À mesa com Jesus
TEMPO DE COMUNHÃO
(Mateus 26.20-21a)
Lemos a admirável síntese de Mateus sobre um dos momentos da última Páscoa de Jesus e primeira Ceia dos cristãos.
“Os discípulos fizeram como Jesus os havia instruído e prepararam a Páscoa. Ao anoitecer, Jesus estava reclinado à mesa com os Doze. E, enquanto estavam comendo… ” (Mateus 20.19-21a)
E o texto prossegue.
Como todos sabemos, Jesus não inventou a Páscoa. Na verdade, participou de várias, ao longo de sua vida. Escolheu uma delas, no final de sua vida, para nos ensinar o valor da comunhão. A Ceia em memória de Jesus é uma recordação da comunhão possível entre nós e Deus. Ao mesmo tempo, é um convite à comunhão necessária entre homens e mulheres de fé em todos os tempos, inclusive o nosso.
SAUDADE DA COMUNHÃO
Precisamos nos lembrar, contudo que, nos Evangelhos, além do contexto da Páscoa, Jesus várias vezes aparece à mesa com seus discípulos e mesmo com outras pessoas que não criam n´Ele, o que provocou a admiração de muitos (Mateus 9.11, Marcos 2.16, Lucas 7.34). Seus adversários o consideravam um comilão (Mateus 11.19), não porque comesse demais, mas porque não negava esta realidade da vida, que o levou até a assentar na grama para comer com seus ouvintes (Mateus 15, Marcos 8).
Ao longo de sua convivência com os discípulos, Jesus lhes providenciou alimento (Mateus 12, Lucas 6), os quais vemos também comprando comida para Ele (João 4.8, 31).
Já ressuscitado e glorificado, Jesus comeu com os seus irmãos. A importância da comunhão pelo alimento fica evidente na leitura da narrativa bíblica:
“E por não crerem ainda, tão cheios estavam de alegria e de espanto, ele lhes perguntou:
— Vocês têm aqui algo para comer?
Deram-lhe um pedaço de peixe assado, e ele o comeu na presença deles” (Lucas 24.41-43). E o cardápio foi pão e peixe (cf. também João 21.13).
Ao comer com seus irmãos era como se nos dissesse: quando comemos, somos nós mesmos. Quem está vivo come.
Quando descreve a comunhão plena que deseja ter conosco, Jesus fala em tomar uma refeição conosco (Apocalipse 3.20 — “Eis que estou à porta e bato.
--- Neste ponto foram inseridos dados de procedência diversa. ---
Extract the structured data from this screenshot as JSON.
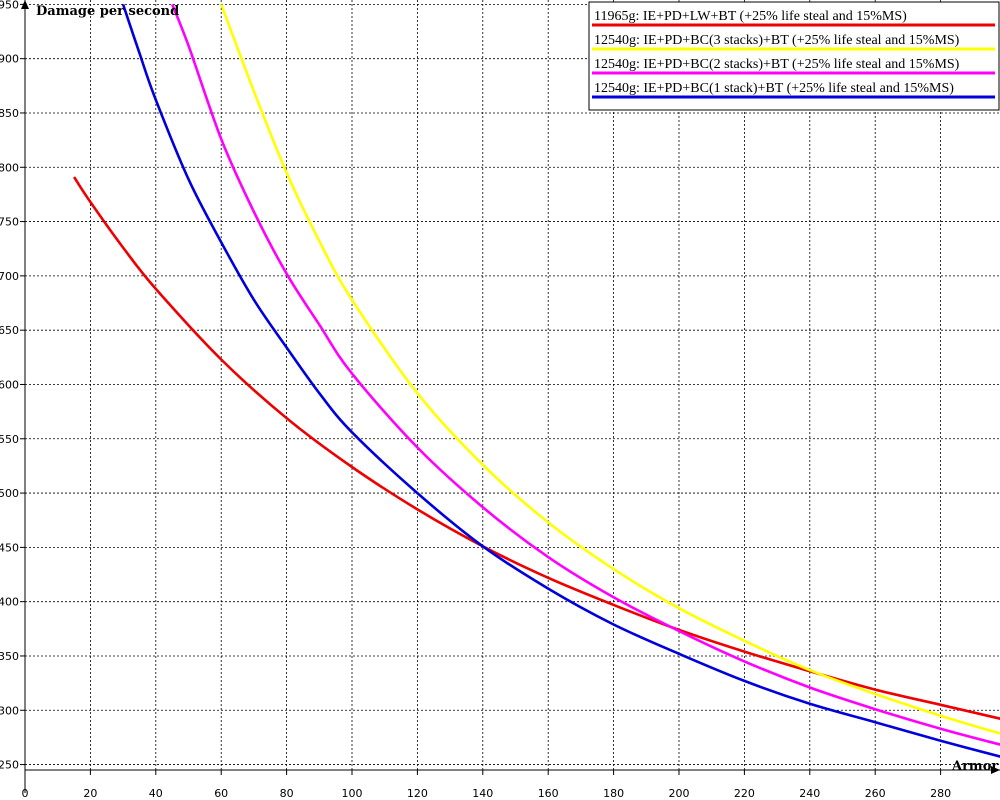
{
  "chart_data": {
    "type": "line",
    "title": "",
    "xlabel": "Armor",
    "ylabel": "Damage per second",
    "xlim": [
      0,
      300
    ],
    "ylim": [
      245,
      955
    ],
    "x_ticks": [
      0,
      20,
      40,
      60,
      80,
      100,
      120,
      140,
      160,
      180,
      200,
      220,
      240,
      260,
      280
    ],
    "y_ticks": [
      250,
      300,
      350,
      400,
      450,
      500,
      550,
      600,
      650,
      700,
      750,
      800,
      850,
      900,
      950
    ],
    "grid": true,
    "legend_position": "top-right",
    "series": [
      {
        "name": "11965g: IE+PD+LW+BT (+25% life steal and 15%MS)",
        "color": "#ee0000",
        "x": [
          15,
          20,
          30,
          40,
          60,
          80,
          100,
          120,
          140,
          160,
          180,
          200,
          220,
          240,
          260,
          280,
          300
        ],
        "y": [
          791,
          768,
          726,
          688,
          623,
          569,
          524,
          485,
          451,
          422,
          397,
          374,
          354,
          336,
          319,
          305,
          291
        ]
      },
      {
        "name": "12540g: IE+PD+BC(3 stacks)+BT (+25% life steal and 15%MS)",
        "color": "#ffff00",
        "x": [
          60,
          70,
          80,
          90,
          100,
          120,
          140,
          160,
          180,
          200,
          220,
          240,
          260,
          280,
          300
        ],
        "y": [
          950,
          870,
          795,
          732,
          678,
          592,
          526,
          473,
          430,
          394,
          364,
          337,
          315,
          295,
          277
        ]
      },
      {
        "name": "12540g: IE+PD+BC(2 stacks)+BT (+25% life steal and 15%MS)",
        "color": "#ff00ff",
        "x": [
          45,
          50,
          60,
          70,
          80,
          90,
          100,
          120,
          140,
          160,
          180,
          200,
          220,
          240,
          260,
          280,
          300
        ],
        "y": [
          950,
          912,
          826,
          759,
          702,
          655,
          610,
          542,
          487,
          441,
          404,
          373,
          345,
          321,
          301,
          283,
          267
        ]
      },
      {
        "name": "12540g: IE+PD+BC(1 stack)+BT (+25% life steal and 15%MS)",
        "color": "#0000dd",
        "x": [
          30,
          35,
          40,
          50,
          60,
          70,
          80,
          90,
          100,
          120,
          140,
          160,
          180,
          200,
          220,
          240,
          260,
          280,
          300
        ],
        "y": [
          950,
          905,
          862,
          789,
          731,
          678,
          634,
          592,
          556,
          500,
          451,
          412,
          379,
          352,
          327,
          306,
          289,
          272,
          256
        ]
      }
    ]
  }
}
Se alguém ouvir a minha voz e abrir a porta, entrarei e cearei com ele, e ele comigo”.)
No céu também vamos comer, tendo como cardápio um alimento ainda desconhecido por nós: o fruto da árvore da vida (Apocalipse 2.7).
Sem dúvida, a narrativa da primeira Ceia dos cristãos deixa nos cristãos com uma certa saudade, especialmente quando, além dos Evangelhos, chegamos ao jornal que descreve a vida dos nossos mais antigos ancestrais:
“Eles se dedicavam ao ensino dos apóstolos e à comunhão, ao partir do pão e às orações. Todos estavam cheios de temor, e muitas maravilhas e sinais eram feitos pelos apóstolos. Os que criam mantinham-se unidos e tinham tudo em comum. Vendendo suas propriedades e bens, distribuíam a cada um conforme a sua necessidade. Todos os dias, continuavam a reunir-se no pátio do templo. Partiam o pão em suas casas e juntos participavam das refeições, com alegria e sinceridade de coração, louvando a Deus e tendo a simpatia de todo o povo. E o Senhor lhes acrescentava diariamente os que iam sendo salvos” (Atos 2.42-47)
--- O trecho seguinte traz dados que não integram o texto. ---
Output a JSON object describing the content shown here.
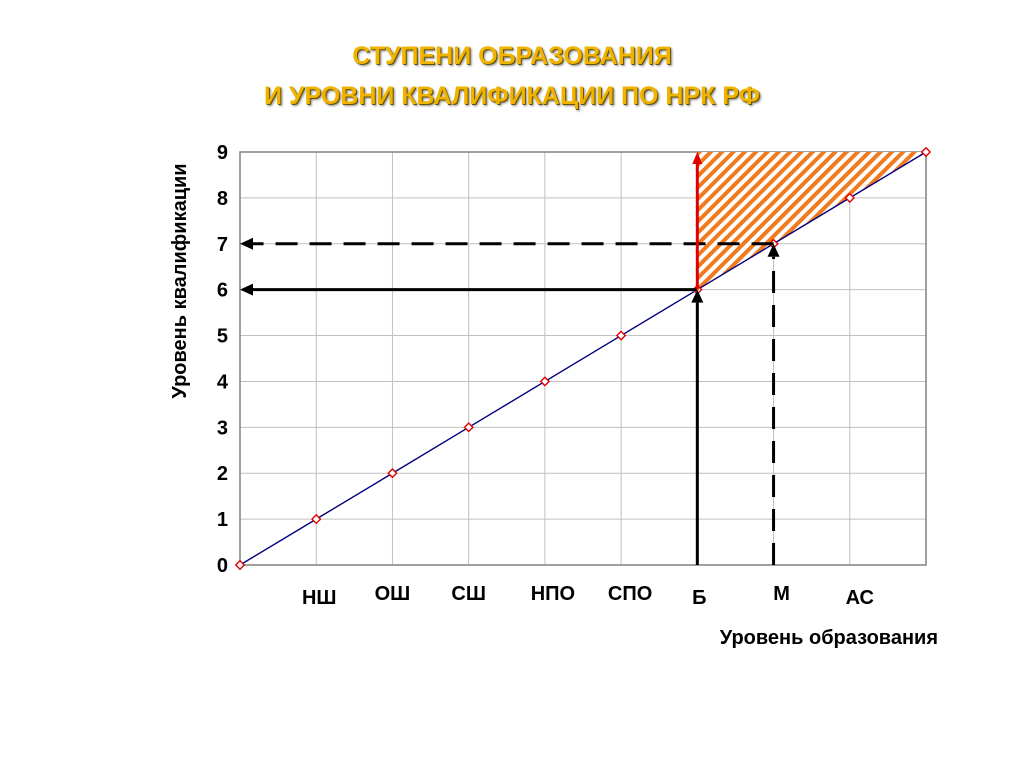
{
  "title": {
    "line1": "СТУПЕНИ ОБРАЗОВАНИЯ",
    "line2": "И УРОВНИ КВАЛИФИКАЦИИ ПО НРК РФ"
  },
  "colors": {
    "title": "#f0b400",
    "line": "#00007f",
    "marker": "#e00000",
    "hatch": "#f07a1e",
    "redArrow": "#e00000",
    "grid": "#c0c0c0",
    "arrows": "#000000"
  },
  "chart_data": {
    "type": "line",
    "title": "",
    "xlabel": "Уровень образования",
    "ylabel": "Уровень квалификации",
    "categories": [
      "",
      "НШ",
      "ОШ",
      "СШ",
      "НПО",
      "СПО",
      "Б",
      "М",
      "АС",
      ""
    ],
    "x": [
      0,
      1,
      2,
      3,
      4,
      5,
      6,
      7,
      8,
      9
    ],
    "y": [
      0,
      1,
      2,
      3,
      4,
      5,
      6,
      7,
      8,
      9
    ],
    "y_ticks": [
      "0",
      "1",
      "2",
      "3",
      "4",
      "5",
      "6",
      "7",
      "8",
      "9"
    ],
    "xlim": [
      0,
      9
    ],
    "ylim": [
      0,
      9
    ],
    "grid": true,
    "legend": "none",
    "annotations": [
      {
        "kind": "solid-arrow",
        "from_x": 6,
        "from_y": 0,
        "to_x": 6,
        "to_y": 6,
        "then_to_x": 0,
        "then_to_y": 6
      },
      {
        "kind": "dashed-arrow",
        "from_x": 7,
        "from_y": 0,
        "to_x": 7,
        "to_y": 7,
        "then_to_x": 0,
        "then_to_y": 7
      },
      {
        "kind": "red-arrow",
        "from_x": 6,
        "from_y": 6,
        "to_x": 6,
        "to_y": 9
      },
      {
        "kind": "hatched-region",
        "vertices": [
          [
            6,
            6
          ],
          [
            6,
            9
          ],
          [
            9,
            9
          ]
        ]
      }
    ]
  }
}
Podemos ter este tempo de volta?
Não, porque o tempo não volta. É sempre novo.
No entanto, a Igreja de Jerusalém é e deve ser modelo. Para seguir o modelo, não precisamos fazer as mesmas coisas, mas fazer as nossas coisas no mesmo espírito deles.
AS REALIDADES DA COMUNHÃO
Mirando nossas próprias vidas, refletidas na história da primeira Ceia cristã e da prática da primeira comunidade de cristãos, somos lembrados de três realidades sobre a comunhão humana.
1. A primeira realidade humana é que a comunhão é uma necessidade humana.
Esta marca humana é divina. A Trindade são três pessoas em comunhão. Essas três pessoas se relacionavam entre si e com os anjos, seus primeiros seres criados. A Trindade queria mais comunhão e criou os seres humanos. É como se a Trindade dissesse: “não é bom que estejamos só”. A Trindade não cabia em Si mesma e criou seres livres para com eles terem comunhão. Fomos criados pela comunhão. Fomos criados para a comunhão.
É isto que explica a recusa humana à solidão. Mesmo os machucados pela comunhão que fere se esquecem que prometeram que nunca mais teriam papo com alguém e dão jeito de se juntar a um grupo. Se isto já lhe aconteceu, não se acha burro ou teimoso. Esta é a dimensão trinitária da sua natureza.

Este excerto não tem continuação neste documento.